M-A.H: Nous testons en conditions réelles dans des centres de recherches ad hoc. Pour l'éclairage urbain, nous avons reconstitué une mini-ville dans notre centre de recherche à Miribel, près de Lyon. Ce qui nous permet de scénariser la mise en lumière de différents équipements ou infrastructures, comme les autoroutes, les stades... Dans le domaine de la santé, nous expérimentons nos solutions proposées aux professionnels dans un hôpital reconstitué dans notre centre de recherche installé dans notre ville d'origine, à Eindhoven, aux Pays-Bas. Cliquez ici pour continuer la lecture de cet entretien sur la page suivante.
LE PARCOURS: Marc-Antoine Hennel, directeur de la stratégie
Marc-Antoine Hennel pilote le plan stratégique à cinq ans de Philips France. Il coordonne également les activités de développement, notamment autour de l'e-santé et des objets connectés. Son leitmotiv: accélérer les projets pour permettre à Philips de conserver son leadership. Pour ce faire, il peut s'appuyer sur son expertise à la fois dans la vente et dans le marketing. D'abord en tant que chef produit chez Cartier puis chez L'Oréal. Ensuite, en tant que directeur marketing en charge de la stratégie des produits bien-être de la division grand public de Philips Consumer Lifestyle France.

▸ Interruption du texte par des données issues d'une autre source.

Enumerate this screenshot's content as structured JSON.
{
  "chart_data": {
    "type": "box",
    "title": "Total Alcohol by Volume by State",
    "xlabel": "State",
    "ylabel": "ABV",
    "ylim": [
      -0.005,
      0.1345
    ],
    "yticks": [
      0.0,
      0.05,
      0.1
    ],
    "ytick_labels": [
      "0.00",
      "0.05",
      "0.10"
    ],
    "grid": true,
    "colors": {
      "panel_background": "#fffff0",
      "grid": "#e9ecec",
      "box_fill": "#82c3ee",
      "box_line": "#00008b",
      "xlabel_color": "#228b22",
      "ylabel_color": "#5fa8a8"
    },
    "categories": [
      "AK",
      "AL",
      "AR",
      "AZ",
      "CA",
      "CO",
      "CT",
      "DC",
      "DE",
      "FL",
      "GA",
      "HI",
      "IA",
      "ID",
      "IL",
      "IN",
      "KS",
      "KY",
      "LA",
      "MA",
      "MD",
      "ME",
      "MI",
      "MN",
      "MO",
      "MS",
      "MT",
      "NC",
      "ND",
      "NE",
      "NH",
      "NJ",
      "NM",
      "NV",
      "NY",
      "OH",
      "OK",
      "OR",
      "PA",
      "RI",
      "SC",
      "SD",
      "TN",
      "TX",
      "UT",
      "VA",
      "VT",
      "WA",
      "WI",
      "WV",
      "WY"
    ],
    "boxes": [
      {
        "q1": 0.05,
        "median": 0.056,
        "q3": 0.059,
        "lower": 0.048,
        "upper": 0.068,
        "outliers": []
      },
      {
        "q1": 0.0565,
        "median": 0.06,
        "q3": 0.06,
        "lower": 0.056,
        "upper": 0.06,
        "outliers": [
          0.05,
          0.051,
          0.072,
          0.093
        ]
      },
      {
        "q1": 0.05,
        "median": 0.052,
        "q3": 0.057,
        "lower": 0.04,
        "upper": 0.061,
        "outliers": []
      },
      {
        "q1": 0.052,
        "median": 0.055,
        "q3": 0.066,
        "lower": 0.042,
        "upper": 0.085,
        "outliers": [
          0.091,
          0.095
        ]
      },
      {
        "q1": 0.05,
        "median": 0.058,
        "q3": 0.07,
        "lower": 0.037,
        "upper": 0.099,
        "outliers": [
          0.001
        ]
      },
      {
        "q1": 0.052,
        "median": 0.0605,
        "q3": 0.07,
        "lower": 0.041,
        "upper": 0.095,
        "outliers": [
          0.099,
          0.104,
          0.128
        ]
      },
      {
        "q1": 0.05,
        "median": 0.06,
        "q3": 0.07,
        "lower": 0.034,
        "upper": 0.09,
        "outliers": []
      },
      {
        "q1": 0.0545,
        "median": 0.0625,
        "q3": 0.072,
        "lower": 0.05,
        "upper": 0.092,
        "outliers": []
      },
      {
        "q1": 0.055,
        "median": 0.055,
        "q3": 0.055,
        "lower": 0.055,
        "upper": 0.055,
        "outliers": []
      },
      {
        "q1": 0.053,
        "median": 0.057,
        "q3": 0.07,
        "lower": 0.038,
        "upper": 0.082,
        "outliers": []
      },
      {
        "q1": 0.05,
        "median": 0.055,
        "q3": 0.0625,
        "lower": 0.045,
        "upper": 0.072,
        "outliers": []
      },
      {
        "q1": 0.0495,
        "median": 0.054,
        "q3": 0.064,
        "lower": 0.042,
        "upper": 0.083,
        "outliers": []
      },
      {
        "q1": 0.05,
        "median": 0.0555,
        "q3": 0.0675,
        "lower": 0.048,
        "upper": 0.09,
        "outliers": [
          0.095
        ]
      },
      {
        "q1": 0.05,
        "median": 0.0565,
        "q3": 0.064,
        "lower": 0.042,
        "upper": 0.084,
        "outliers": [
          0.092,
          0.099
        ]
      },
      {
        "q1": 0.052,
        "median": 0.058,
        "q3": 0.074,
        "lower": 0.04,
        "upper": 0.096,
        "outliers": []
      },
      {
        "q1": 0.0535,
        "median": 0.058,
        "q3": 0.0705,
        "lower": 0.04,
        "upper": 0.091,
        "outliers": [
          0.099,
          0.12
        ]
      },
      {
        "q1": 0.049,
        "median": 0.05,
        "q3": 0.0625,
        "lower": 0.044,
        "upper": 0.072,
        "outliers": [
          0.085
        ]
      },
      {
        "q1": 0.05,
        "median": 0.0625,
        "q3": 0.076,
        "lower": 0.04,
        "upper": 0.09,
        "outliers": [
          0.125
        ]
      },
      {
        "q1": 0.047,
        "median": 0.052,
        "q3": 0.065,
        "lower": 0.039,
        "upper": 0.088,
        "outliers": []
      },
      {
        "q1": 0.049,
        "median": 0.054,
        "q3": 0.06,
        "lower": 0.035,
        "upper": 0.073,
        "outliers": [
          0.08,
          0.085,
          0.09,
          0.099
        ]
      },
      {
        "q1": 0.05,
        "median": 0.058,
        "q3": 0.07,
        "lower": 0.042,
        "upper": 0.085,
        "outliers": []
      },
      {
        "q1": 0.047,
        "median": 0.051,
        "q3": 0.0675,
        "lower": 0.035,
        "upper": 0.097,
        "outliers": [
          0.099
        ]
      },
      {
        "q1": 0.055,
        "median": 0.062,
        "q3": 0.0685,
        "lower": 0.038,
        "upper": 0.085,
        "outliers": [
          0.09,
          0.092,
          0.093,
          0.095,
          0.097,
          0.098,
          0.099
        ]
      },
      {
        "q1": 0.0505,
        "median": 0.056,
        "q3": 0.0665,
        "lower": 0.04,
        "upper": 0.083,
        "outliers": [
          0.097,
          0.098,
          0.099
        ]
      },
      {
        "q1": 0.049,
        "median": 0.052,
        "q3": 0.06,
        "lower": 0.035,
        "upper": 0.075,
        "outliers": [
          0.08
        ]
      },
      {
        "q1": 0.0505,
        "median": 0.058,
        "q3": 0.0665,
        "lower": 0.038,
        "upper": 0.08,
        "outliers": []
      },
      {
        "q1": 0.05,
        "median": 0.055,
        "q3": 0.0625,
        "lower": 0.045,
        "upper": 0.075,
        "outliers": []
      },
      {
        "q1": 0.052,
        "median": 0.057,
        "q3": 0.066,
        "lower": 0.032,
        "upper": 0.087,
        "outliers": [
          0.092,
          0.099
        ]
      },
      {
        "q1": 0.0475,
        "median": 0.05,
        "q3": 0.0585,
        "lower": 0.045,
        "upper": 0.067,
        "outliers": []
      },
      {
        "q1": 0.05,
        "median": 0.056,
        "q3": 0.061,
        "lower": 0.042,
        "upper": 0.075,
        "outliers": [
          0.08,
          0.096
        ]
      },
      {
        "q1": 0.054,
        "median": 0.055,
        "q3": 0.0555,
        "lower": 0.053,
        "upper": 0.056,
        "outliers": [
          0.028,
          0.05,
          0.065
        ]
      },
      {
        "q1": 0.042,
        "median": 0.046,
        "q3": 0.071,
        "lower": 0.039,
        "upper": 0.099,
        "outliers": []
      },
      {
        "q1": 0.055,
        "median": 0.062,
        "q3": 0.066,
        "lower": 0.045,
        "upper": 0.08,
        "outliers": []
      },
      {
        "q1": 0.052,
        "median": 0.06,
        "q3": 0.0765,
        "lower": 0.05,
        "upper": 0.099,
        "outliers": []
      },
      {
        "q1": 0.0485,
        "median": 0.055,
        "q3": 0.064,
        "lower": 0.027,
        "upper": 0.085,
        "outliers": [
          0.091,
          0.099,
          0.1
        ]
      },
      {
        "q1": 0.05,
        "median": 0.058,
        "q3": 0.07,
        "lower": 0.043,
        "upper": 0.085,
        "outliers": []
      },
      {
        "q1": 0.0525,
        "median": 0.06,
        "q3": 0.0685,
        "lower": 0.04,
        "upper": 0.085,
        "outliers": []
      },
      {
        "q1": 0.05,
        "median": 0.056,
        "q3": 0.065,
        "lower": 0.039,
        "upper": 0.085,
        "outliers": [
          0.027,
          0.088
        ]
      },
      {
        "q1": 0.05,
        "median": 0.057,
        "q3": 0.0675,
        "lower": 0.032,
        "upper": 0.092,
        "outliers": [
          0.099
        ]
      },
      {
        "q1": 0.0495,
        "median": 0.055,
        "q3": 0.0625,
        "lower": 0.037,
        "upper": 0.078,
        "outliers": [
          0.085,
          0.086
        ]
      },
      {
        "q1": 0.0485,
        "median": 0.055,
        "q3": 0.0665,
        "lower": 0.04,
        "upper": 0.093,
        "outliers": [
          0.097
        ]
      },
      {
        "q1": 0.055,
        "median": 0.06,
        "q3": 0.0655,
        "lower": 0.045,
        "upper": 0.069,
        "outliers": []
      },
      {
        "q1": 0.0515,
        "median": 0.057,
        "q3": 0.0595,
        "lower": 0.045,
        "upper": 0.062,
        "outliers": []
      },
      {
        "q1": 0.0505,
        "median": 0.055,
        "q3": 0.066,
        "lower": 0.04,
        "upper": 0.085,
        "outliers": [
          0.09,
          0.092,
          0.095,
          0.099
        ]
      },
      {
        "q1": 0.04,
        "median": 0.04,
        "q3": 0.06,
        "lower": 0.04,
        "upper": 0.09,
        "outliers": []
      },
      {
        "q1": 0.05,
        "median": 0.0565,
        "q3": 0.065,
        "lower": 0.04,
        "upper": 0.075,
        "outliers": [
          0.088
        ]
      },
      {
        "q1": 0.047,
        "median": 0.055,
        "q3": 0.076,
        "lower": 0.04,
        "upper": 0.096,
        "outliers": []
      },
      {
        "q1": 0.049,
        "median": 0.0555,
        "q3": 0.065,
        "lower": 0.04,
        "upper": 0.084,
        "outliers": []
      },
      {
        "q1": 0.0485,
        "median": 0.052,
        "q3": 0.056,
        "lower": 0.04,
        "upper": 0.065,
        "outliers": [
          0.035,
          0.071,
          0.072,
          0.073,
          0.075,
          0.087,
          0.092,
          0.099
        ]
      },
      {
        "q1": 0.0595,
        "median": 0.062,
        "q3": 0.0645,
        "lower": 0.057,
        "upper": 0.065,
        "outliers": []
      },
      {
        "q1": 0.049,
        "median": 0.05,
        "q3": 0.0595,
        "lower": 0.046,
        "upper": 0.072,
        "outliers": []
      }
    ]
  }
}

L'innovation est-elle présente dans les circuits de distribution ? Sous quelle forme ?
M-A.H: Nos produits sont en grande majorité commercialisés par des partenaires. Dans le B to C, il s'agit d'enseignes comme Boulanger, Carrefour... Sur le Web, nous proposons quelques gammes, l'idée étant de refléter les offres disponibles chez les distributeurs sans nous positionner comme un concurrent direct. Cela étant dit, nous nous ajustons en fonction des besoins de chaque pays. En Chine, par exemple, où les problèmes de pollution atmosphérique sont récurrents, nous avons lancé un purificateur d'air connecté. Très logiquement nous l'avons relié à Internet pour adapter son fonctionnement aux conditions de pollution en temps réel.
Comment valorisez-vous le processus d'innovation au sein de Philips ?
M-A.H: En communiquant sur nos récompenses et nos résultats. Comment mieux valoriser l'innovation mise au point par nos équipes qu'en dévoilant son champ d'action ? À titre d'exemple, notre travail avec notre marque de puériculture Avent a permis la mise au point d'un biberon qui allait définir la norme en la matière dans le monde entier. C'est ce que nous faisons ressortir auprès de nos clients, bien sûr, mais aussi auprès de nos équipes, en témoignage de reconnaissance.
Justement, comment s'incarne l'innovation dans le management ?
M-A.H: L'innovation est une valeur que nous promouvons auprès de chacun des employés. Nous appliquons des parcours de développement innovant suivant le principe 70-20-10: 70% d'expérience terrain, 20% d'interaction avec les autres et 10% de formation classique.
A.T: Au-delà de concours internes visant à faire remonter des idées nouvelles, nous organisons, chaque trimestre, des conférences faisant la part belle à des personnalités dirigeant des entreprises très diverses, telles que Google, aufeminin.com, Michel et Augustin... Toutes ont un point en commun : l'innovation, sous quelque forme que ce soit
LE PARCOURS: Alexandre Télinge, directeur du marketing, de la communication et du Digital
L'automobile n'a plus de secret pour lui, après dix ans passés chez Ford et trois ans chez Valéo. De même que l'édition et la cosmétique, deux univers dans lesquels Alexandre Télinge avait fondé une entreprise. Ni même le luxe, un secteur où il a évolué au début de sa carrière, après ses études en école de commerce (ESSCA), notamment en côtoyant des entreprises comme Baccarat ou Christofle. À la fois entrepreneur et entreprenant, Alexandre Télinge a su mettre à profit ses nombreuses années d'expérience pour pratiquer chez Philips un marketing innovant destiné à positionner le groupe sur les marchés de la santé et du bien-être.